Todos los periódicos de la mañana siguiente hicieron referencia al robo frustrado. Todos se sorprendieron, con su hipócrita sorpresa, de que el mito de Gaitán siguiera despertando estas pasiones sesenta y seis años después de los hechos, y algunos compararon por enésima vez el asesinato de Gaitán con el de Kennedy, del cual se había cumplido medio siglo el año anterior sin que su poder de fascinación hubiera disminuido en lo más mínimo. Todos recordaron, por si hiciera falta, las consecuencias imprevisibles del asesinato: la ciudad incendiada por las protestas populares, los francotiradores apostados en las azoteas que disparaban sin orden ni criterio, el país en guerra de los años siguientes. La misma información se repetía por todas partes, con más o menos matices y más o menos melodrama y acompañada de más o menos imágenes, incluidas aquellas en que la turba furiosa, que acaba de linchar al asesino, arrastra su cuerpo semidesnudo por la calzada de la carrera séptima, en dirección al Palacio Presidencial; pero en ningún medio pude encontrar una especulación, por gratuita que fuera, sobre las verdaderas razones por las que un hombre que no está loco decide irrumpir en una casa protegida y llevarse por la fuerza la ropa agujereada de un muerto célebre. Nadie se hizo esa pregunta, y nuestra memoria mediática fue olvidando poco a poco a Carlos Carballo. Ahogados por las violencias de todos los días, que no dan tiempo ni para sentir desánimo, los colombianos dejaron que aquel hombre inofensivo se fuera diluyendo como una sombra en la tarde. Nadie volvió a pensar en él.

Es su historia, en parte, lo que quiero contar. No puedo decir que lo haya conocido, pero tuve con él un grado de intimidad que sólo consiguen quienes han tratado de engañarse. Sin embargo, para emprender este relato (que preveo a la vez prolijo e insuficiente) debo hablar primero del hombre que nos presentó, pues lo que me ocurrió después sólo tiene sentido si refiero las circunstancias en que llegó a mi vida Francisco Benavides. Ayer, caminando por los lugares del centro bogotano donde ocurrieron algunos de los hechos que voy a explorar en este informe, tratando de confirmar una vez más que nada se me ha escapado en su dolorosa reconstrucción, me descubrí preguntándome en voz alta cómo he llegado a saber estas cosas sin las cuales tal vez estaría mejor: cómo he llegado a pasar tanto tiempo pensando en estos muertos, viviendo con ellos, hablando con ellos, escuchando sus lamentos y lamentándome, a mi turno, de no poder hacer nada para aliviar su sufrimiento.

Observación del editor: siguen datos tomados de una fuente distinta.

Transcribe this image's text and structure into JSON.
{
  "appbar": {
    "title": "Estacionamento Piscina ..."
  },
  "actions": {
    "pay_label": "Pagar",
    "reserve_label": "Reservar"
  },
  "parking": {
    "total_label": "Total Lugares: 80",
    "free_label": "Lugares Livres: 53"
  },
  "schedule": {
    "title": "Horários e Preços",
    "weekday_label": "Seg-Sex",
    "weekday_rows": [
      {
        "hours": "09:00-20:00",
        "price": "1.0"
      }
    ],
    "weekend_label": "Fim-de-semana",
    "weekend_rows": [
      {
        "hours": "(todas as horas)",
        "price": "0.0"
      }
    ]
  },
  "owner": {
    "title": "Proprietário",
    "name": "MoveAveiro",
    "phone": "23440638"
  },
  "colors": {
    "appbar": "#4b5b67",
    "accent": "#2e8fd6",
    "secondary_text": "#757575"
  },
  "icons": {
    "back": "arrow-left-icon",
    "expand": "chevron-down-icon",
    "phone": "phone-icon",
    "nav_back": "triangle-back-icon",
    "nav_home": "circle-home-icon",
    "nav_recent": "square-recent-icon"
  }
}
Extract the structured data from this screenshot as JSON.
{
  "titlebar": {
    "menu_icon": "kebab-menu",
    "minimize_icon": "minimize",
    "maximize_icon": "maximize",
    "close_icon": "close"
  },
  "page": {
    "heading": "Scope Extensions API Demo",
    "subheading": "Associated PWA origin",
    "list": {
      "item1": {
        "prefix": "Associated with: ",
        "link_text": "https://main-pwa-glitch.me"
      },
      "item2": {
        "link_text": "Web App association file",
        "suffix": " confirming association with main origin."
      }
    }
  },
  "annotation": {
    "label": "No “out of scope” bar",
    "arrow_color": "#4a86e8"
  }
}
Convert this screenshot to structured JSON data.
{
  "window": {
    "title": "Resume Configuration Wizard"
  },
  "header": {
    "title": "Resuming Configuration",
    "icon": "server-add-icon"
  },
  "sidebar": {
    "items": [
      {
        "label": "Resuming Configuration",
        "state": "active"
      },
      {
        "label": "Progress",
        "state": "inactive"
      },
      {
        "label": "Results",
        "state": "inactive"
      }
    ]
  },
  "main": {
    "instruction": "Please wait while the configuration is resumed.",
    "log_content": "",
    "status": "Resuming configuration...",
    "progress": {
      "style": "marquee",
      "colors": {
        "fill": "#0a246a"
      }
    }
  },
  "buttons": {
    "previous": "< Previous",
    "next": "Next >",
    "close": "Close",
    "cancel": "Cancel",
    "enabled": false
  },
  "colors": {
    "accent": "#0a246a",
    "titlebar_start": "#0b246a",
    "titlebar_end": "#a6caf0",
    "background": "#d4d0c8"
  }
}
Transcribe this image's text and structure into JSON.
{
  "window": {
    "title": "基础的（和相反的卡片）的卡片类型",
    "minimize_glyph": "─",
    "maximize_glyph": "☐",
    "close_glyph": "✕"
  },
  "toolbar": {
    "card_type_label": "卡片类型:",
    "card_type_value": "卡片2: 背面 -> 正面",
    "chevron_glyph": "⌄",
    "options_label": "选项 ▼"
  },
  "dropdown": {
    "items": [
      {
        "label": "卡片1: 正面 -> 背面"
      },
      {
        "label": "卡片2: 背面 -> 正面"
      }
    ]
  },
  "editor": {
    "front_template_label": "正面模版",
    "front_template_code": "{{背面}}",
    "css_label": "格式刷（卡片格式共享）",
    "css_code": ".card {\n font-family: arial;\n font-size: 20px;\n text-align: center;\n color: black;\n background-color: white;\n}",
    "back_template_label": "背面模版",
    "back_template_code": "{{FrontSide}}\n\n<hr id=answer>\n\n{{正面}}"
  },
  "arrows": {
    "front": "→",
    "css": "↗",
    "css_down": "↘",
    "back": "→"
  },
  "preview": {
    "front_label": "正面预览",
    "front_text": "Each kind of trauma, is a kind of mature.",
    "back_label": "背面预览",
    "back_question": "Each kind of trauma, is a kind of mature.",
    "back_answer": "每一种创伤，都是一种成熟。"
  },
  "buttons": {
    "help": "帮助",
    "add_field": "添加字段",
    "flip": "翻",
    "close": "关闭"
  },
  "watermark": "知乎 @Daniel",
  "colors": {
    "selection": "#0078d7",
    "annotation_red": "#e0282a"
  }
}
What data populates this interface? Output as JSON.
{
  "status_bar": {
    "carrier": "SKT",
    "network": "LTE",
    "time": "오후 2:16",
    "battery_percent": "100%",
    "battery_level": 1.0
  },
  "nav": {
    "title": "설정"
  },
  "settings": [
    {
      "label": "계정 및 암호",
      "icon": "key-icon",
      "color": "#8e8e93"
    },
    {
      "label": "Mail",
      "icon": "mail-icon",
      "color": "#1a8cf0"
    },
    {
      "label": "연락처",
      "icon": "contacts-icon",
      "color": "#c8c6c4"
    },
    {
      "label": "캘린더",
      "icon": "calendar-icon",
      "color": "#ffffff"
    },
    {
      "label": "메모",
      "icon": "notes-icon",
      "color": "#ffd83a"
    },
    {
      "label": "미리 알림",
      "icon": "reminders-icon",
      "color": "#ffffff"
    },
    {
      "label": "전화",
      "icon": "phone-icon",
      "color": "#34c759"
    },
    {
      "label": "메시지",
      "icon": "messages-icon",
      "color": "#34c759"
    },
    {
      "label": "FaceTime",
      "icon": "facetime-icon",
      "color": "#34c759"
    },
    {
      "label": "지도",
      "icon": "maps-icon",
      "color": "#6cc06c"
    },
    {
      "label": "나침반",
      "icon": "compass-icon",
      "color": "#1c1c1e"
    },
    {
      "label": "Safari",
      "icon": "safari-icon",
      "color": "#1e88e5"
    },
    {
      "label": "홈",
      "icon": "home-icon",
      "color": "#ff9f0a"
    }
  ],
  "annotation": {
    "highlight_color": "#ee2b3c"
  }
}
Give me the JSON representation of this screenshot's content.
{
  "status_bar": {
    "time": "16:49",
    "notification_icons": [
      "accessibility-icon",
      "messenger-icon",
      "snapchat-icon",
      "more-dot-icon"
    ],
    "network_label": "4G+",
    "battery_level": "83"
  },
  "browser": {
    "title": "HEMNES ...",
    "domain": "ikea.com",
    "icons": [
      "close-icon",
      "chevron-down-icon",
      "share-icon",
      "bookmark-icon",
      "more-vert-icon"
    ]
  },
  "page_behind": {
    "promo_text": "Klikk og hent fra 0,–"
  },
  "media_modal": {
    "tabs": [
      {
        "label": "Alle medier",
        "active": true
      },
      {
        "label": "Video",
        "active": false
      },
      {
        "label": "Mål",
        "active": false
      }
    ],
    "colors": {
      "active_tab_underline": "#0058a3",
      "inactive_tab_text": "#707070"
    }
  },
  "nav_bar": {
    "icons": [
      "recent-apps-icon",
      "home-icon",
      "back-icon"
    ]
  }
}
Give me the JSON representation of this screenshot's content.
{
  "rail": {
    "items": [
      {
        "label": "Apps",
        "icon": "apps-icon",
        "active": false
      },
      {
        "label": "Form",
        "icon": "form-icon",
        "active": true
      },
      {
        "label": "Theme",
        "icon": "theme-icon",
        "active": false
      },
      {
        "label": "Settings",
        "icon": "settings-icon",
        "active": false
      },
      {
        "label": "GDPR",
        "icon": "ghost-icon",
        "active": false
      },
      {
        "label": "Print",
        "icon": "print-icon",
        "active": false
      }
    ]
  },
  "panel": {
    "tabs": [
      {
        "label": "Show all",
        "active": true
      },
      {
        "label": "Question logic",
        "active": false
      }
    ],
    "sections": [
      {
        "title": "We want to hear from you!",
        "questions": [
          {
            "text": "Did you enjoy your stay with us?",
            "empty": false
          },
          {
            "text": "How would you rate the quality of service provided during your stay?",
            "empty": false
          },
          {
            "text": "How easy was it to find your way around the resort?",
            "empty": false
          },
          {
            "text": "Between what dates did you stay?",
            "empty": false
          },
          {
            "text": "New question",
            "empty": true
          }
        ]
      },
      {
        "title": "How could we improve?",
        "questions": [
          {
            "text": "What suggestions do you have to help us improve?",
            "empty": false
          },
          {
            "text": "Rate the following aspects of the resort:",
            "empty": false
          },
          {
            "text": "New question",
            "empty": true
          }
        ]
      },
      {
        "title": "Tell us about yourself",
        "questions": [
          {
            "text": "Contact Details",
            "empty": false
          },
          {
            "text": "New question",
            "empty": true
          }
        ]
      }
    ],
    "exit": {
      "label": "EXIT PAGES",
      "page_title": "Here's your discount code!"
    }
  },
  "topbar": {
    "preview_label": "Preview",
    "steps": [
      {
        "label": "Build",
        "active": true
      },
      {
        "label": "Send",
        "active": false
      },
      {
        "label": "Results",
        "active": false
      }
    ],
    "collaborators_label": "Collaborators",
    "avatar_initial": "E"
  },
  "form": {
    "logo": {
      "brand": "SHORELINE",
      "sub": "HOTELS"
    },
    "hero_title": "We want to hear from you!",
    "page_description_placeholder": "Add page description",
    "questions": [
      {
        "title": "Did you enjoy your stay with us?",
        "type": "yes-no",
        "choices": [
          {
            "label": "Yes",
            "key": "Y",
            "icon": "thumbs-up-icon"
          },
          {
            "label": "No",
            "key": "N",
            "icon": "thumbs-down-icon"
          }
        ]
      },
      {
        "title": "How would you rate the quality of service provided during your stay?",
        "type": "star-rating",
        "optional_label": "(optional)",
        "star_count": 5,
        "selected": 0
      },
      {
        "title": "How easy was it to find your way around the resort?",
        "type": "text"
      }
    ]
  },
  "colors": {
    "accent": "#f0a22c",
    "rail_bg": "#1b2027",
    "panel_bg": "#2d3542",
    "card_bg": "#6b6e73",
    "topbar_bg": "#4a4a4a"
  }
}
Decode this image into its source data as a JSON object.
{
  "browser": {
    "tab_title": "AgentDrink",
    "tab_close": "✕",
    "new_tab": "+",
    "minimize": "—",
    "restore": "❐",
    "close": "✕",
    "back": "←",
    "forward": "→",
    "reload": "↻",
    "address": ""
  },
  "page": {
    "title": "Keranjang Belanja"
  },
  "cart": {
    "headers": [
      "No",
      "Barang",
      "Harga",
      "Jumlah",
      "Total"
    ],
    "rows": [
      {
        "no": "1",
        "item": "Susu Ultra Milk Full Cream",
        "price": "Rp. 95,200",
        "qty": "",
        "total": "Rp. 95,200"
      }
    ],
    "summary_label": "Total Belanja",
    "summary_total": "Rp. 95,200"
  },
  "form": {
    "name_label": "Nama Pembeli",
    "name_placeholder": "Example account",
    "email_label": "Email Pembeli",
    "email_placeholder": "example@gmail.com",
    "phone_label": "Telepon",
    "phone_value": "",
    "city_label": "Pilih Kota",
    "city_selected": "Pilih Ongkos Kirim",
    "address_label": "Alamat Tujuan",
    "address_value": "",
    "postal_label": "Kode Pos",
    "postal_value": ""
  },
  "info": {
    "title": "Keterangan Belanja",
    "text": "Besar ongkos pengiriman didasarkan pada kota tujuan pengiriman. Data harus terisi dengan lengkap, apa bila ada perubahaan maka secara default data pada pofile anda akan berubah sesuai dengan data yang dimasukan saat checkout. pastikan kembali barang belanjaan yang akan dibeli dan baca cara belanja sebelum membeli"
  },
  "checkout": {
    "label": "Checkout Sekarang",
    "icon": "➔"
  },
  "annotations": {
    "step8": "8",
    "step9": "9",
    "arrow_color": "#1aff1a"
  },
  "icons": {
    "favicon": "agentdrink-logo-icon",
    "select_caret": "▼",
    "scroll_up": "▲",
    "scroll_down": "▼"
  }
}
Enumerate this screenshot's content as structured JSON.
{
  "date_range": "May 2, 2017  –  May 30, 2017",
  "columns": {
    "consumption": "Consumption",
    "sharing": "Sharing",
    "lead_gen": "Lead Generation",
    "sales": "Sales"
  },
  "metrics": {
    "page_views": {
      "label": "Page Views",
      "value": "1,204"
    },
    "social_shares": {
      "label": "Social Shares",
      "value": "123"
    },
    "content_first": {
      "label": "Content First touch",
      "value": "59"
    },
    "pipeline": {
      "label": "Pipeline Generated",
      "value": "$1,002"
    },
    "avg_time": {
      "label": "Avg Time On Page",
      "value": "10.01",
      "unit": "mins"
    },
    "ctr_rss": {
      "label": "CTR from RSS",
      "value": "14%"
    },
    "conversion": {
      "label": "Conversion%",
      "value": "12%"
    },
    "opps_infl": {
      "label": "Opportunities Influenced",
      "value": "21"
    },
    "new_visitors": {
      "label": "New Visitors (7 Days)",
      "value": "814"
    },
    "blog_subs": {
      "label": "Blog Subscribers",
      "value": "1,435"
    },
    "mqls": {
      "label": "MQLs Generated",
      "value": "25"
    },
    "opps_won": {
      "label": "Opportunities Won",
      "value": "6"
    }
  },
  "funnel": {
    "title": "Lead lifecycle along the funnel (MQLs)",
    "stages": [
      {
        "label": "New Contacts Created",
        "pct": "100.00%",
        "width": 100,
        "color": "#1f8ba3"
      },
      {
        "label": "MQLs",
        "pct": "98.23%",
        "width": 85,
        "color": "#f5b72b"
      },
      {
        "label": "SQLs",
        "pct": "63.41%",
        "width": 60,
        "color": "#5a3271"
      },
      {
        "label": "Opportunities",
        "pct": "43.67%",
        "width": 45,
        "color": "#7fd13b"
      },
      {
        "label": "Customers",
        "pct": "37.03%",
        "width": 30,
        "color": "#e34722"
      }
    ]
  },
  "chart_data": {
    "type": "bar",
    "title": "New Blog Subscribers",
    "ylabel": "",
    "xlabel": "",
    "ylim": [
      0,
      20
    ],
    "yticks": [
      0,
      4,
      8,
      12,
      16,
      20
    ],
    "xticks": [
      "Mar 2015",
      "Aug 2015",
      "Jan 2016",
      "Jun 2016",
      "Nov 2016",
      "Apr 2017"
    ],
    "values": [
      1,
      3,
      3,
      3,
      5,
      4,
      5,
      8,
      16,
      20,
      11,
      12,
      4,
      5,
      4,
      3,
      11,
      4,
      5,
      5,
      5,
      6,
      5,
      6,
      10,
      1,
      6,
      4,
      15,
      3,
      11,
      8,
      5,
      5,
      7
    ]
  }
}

Y me maravilló que todo hubiera comenzado con ciertas palabras ligeras, las que ligeramente pronunció el doctor Benavides para invitarme a su casa. En ese instante creí que aceptaba por no hurtarle mi tiempo a quien me había dedicado el suyo en un momento difícil, de manera que la visita sería un mero compromiso, una de tantas intrascendencias en que se nos va la vida. No podía saber cuánto me equivocaba, pues lo ocurrido aquella noche puso a andar una maquinaria de espanto que sólo se detendría con este libro: este libro escrito como expiación de crímenes que, aunque no he cometido, he acabado por heredar.